Sorting already sorted arrays is much faster?

10 thoughts on “Sorting already sorted arrays is much faster?”

  1. KWillets says:

    I’ve tried to find a difference between Dutch National Flag algorithms based on the number of swaps they do, but nothing seemed to show up in the timings.

    String sorting is also particularly interesting on current architectures, for both caching and branch prediction reasons.

    One typo to note: you put an n in front of “log n is 20”.

    1. Variable-length or very long strings can make it hard for the processor to look ahead. That’s why it is a good idea to get rid of strings when you can.

      1. KWillets says:

        Well, I could go on about that, but for long strings (total distinguishing prefixes D >> n log n) the most common character comparison is equality, so branch prediction is pretty easy. It’s the cache complexity that sucks — many classic algorithms are O(D) in cache misses.

        1. so branch prediction is pretty easy

          I did not use the expression “branch prediction” anywhere because I think that counting branch mispredictions is too simplistic.

          Variable-length strings can seriously hurt superscalar execution even if there are few branch mispredictions… because the processor can’t tell when the string ends… and so it does not start working on the next string.

          You are right that memory accesses are going to be expensive, but if they can be predicted ahead of time, they can be free… because the data has been prefetched.

          The problem with variable-length strings is that they can blind the processors to what is coming next. It just sees the string and does not look at the work that needs to be done after looping over the string.

          Of course, if the strings do not fit in CPU cache, then you are going to start having performance trouble… at some point, you cannot sort faster than you can read and write to RAM… but there are cache-friendly algorithms that can help…

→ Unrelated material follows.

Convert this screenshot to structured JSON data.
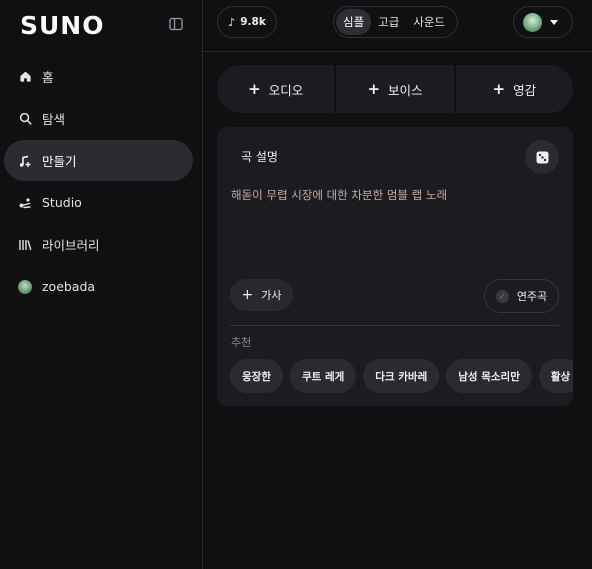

          1. KWillets says:

            I see, yes I did mistake branch prediction for cache prediction. The latter indeed suffers with anything using indirect references, which the memory predictor can’t predict, and the pointers are by definition permuted vs. the original data (or at least they become that way after a few rounds). That’s what makes it so exciting.

            The good news is that it’s possible to sort with only O(n log n) real cache misses, with the other O(D) character accesses being contiguous and prefetchable.

  2. Michel Lemay says:

    Hi Daniel, so what is the result of that timsort on your machine?

    1. @Michel

      Timsort is a pretty good idea. It is 50% slower on shuffled arrays, but drastically (10x) faster on sorted ones.

      std::sort(v.begin(), v.end()) [           std::sort(v.begin(), v.end())]:  40.95 cycles per element
      gfx::timsort(v.begin(), v.end()) [           std::sort(v.begin(), v.end())]:  2.01 cycles per element
      std::sort(v.begin(), v.end()) [ std::random_shuffle(v.begin(), v.end())]:  234.56 cycles per element
      gfx::timsort(v.begin(), v.end()) [ std::random_shuffle(v.begin(), v.end())]:  341.48 cycles per element
      std::sort(v.begin(), v.end()) [         std::sort(v.rbegin(), v.rend())]:  32.29 cycles per element
      gfx::timsort(v.begin(), v.end()) [         std::sort(v.rbegin(), v.rend())]:  2.65 cycles per element
      
  3. KrzaQ says:

    You should compare different implementations of the standard library. If I recall correctly, clang’s `libc++` is optimized for the common cases, whereas gcc’s `libstdc++` is not.

    1. Do you expect that my analysis will depend on the standard library I use?

      1. KrzaQ says:

        I sure hope so, otherwise their optimizations would be pointless 🙂